Supply and Other Agreements
Where performance of contractual obligations becomes impossible through no fault of either party, the law can sometimes intervene to provide relief. It may do this under the terms of the contract, where the contract contains a ‘force majeure’ clause, or through the common law doctrine of ‘frustration’. This is where some event over which the parties had no control makes the contract impossible to perform. In the latter case, it is not so much a question of whether complying with the contract would cause hardship to the non-performing party, but whether the contract is now very different from anything the parties had in mind or could have foreseen.

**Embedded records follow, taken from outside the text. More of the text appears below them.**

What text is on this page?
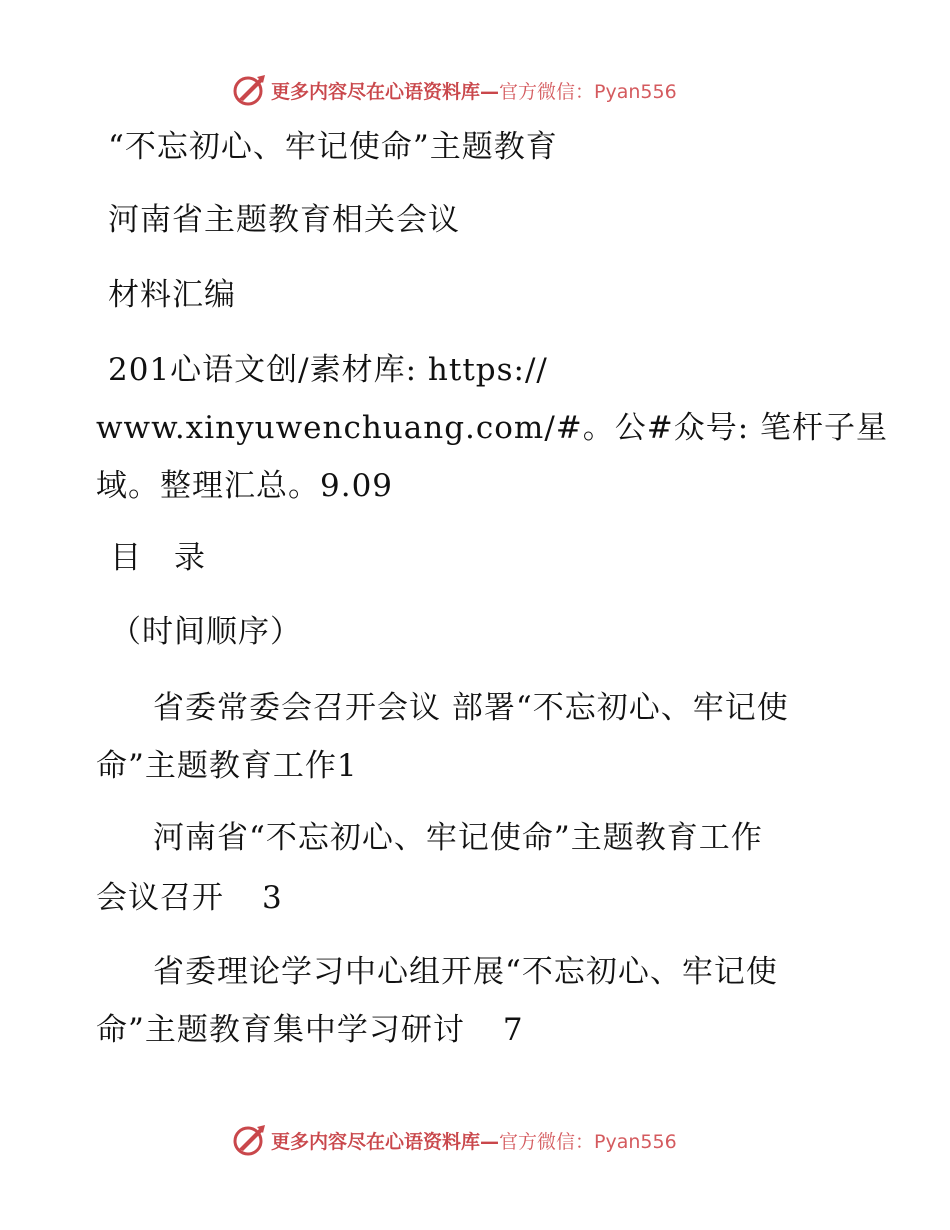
更多内容尽在心语资料库— 官方微信：Pyan556
“不忘初心、牢记使命”主题教育
河南省主题教育相关会议
材料汇编
201心语文创/素材库: https://
www.xinyuwenchuang.com/#。公#众号: 笔杆子星
域。整理汇总。9.09
目　录
（时间顺序）
省委常委会召开会议 部署“不忘初心、牢记使
命”主题教育工作1
河南省“不忘初心、牢记使命”主题教育工作
会议召开 3
省委理论学习中心组开展“不忘初心、牢记使
命”主题教育集中学习研讨 7
更多内容尽在心语资料库— 官方微信：Pyan556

Where parties have turned their minds when contracting to these matters and included these in a force majeure clause, it will be difficult to rely on frustration, and the question will be ‘what is the ambit of the force majeure clause’? Did it include Pandemics? If not, a party who is, because of COVID-19, unable to perform its obligations, may nevertheless be required to perform the contract or pay damages. If the force majeure clause is worded in a way that would include COVID-19, then typically the party would be relieved from having to comply with that obligation.
If you have providers who are unable to provide their good or services to you, or you find yourself unable to provide your good or services to others because of COVID-19, you may consider whether there is relief available to you under either of the above common law doctrines. The impact of frustration or a force majeure clause will differ depending on a range of matters, including, in the case of a force majeure clause, the wording of the clause, and in the case of frustration, the nature and timing of the obligation breached and the operation of any relevant States’ Frustrated Contracts Acts.
If COVID-19 has made performance of your contractual obligations impossible, you will usually negotiate a better outcome by understanding your possible legal rights and/or those of the other party.
An Outbreak of Reasonableness?
It is to be hoped that in the next little while we will see an outbreak of the great Australian spirit of giving each other ‘a fair go’. Where the intent is genuine and COVID-19 has stymied that intent, it is to be hoped that we will each ‘cut each other a bit of slack’.
One of my colleagues reminded me of a quote from Churchill – “Never waste a good crisis”. We have learned from our forced social experiment. The future should be informed by those learnings.